Per l’ultima tappa del nostro viaggio nelle canzoni sul lutto, dobbiamo tornare indietro di qualche anno all’estate del 2016.

Ore 3:36 del 24 agosto 2016, una scossa di terremoto di magnitudo 6.0 distrugge i comuni di Accumuli, Amatrice e Arquata del Tronto con le relative frazioni. La potenza della natura quel giorno ha messo fine alla vita di 299 persone, perdite improvvise che ancora oggi, dopo 8 anni, fanno male come non mai.

Qualche mese dopo, il 16 dicembre, fa il suo ingresso nel mercato musicale la canzone di un’artista che quel dolore lo ha conosciuto da vicino: Attraversando gli anni di Federica Carta.

La strada è la stessa
Ma sembra più vuota
Il vento è più freddo se è solo per me
Tu non mi accompagni
Cammino da sola
Nessuno mi guarda
Nessuno mi aspetta

Suo singolo di debutto presentato durante la sedicesima edizione di Amici, Attraversando gli anni è un brano che pone al centro il dolore per la perdita di un amico e la sensazione di vuoto che l’accompagna.

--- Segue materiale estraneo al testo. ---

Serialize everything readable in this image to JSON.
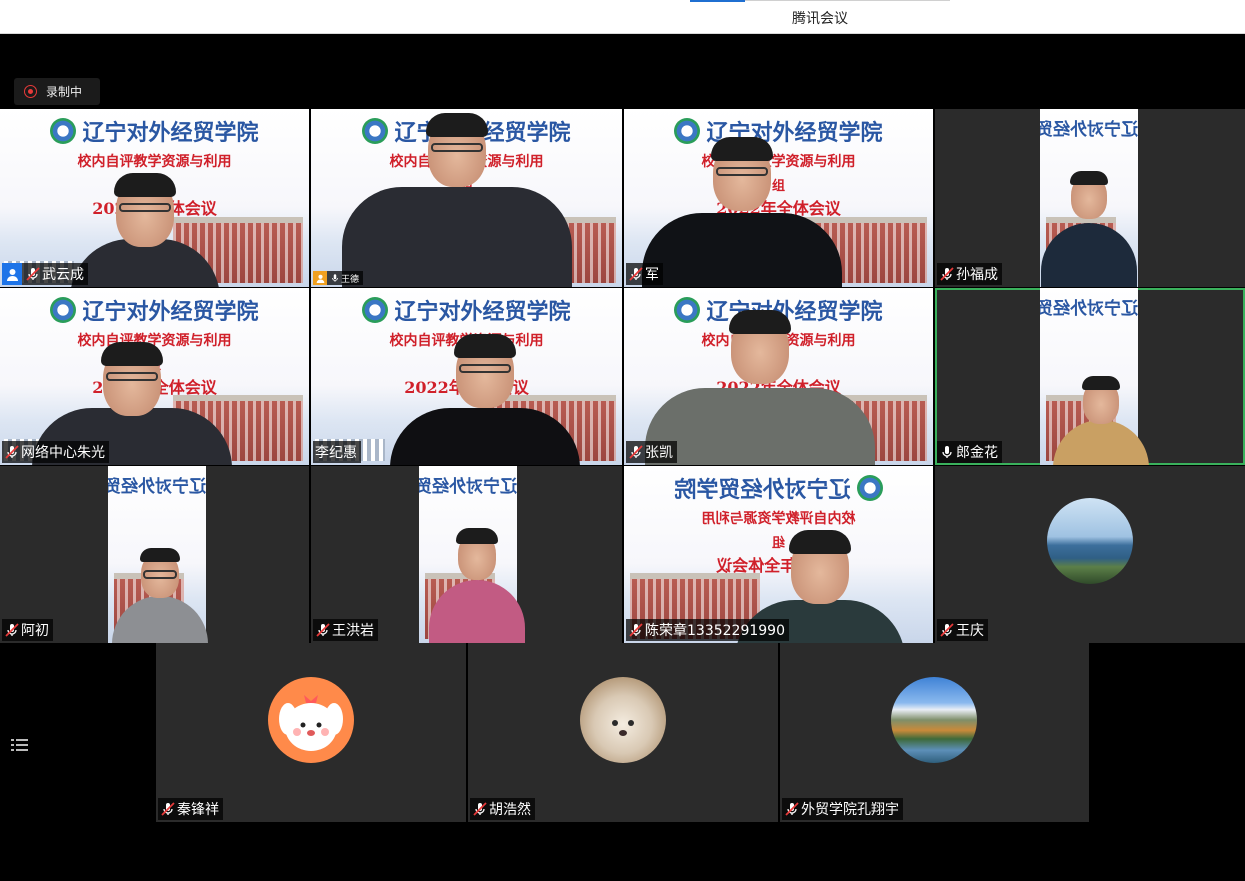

Un giorno ci rincontreremo ancora chissà dove
Saremo stati grandi
Attraversando gli anni
Oppure ci rincontreremo mano nella mano
La testa tra le nuvole
La terra sotto i piedi
Mi manca non lo vedi

Nonostante la separazione terrena, non si smette mai di sperare che un giorno rincontreremo chi ci lascia. Specialmente quando poi a lasciarci è un giovane amico, si pensa sempre a quanto sarebbe stato bello crescere insieme ed esserci a ogni traguardo della vita.

Ridere, correre, amare
Ma amare davvero senza condizione
Sbagliare e pentirsi poi fare la pace
Sapendo che niente ci avrebbe cambiato
Perché niente era in grado…

Sì, niente è in grado di cambiare un’amicizia così preziosa, neanche la morte. In questi versi, Federica ci ricorda la purezza dell’amicizia, di un legame capace di essere indelebile nonostante tutto.

Mi manchi, non lo vedi?

Questo il verso di chiusura del brano e quella domanda che, in fondo, ci poniamo tutti quando qualcuno che amiamo ci lascia. Ovunque sei, mi vedi? Sai quanto profondamente sento la tua mancanza?

Purtroppo non possiamo dare una risposta certa a queste domande, ma possiamo continuare a credere che chi ci lascia sia là fuori da qualche parte, con lo sguardo rivolto in basso, ad osservare come va la vita sulla terra. Il tutto con la speranza di poter riabbracciare, un giorno, coloro ai quali in fin dei conti non abbiamo mai detto un vero addio, ma solo un “arrivederci“.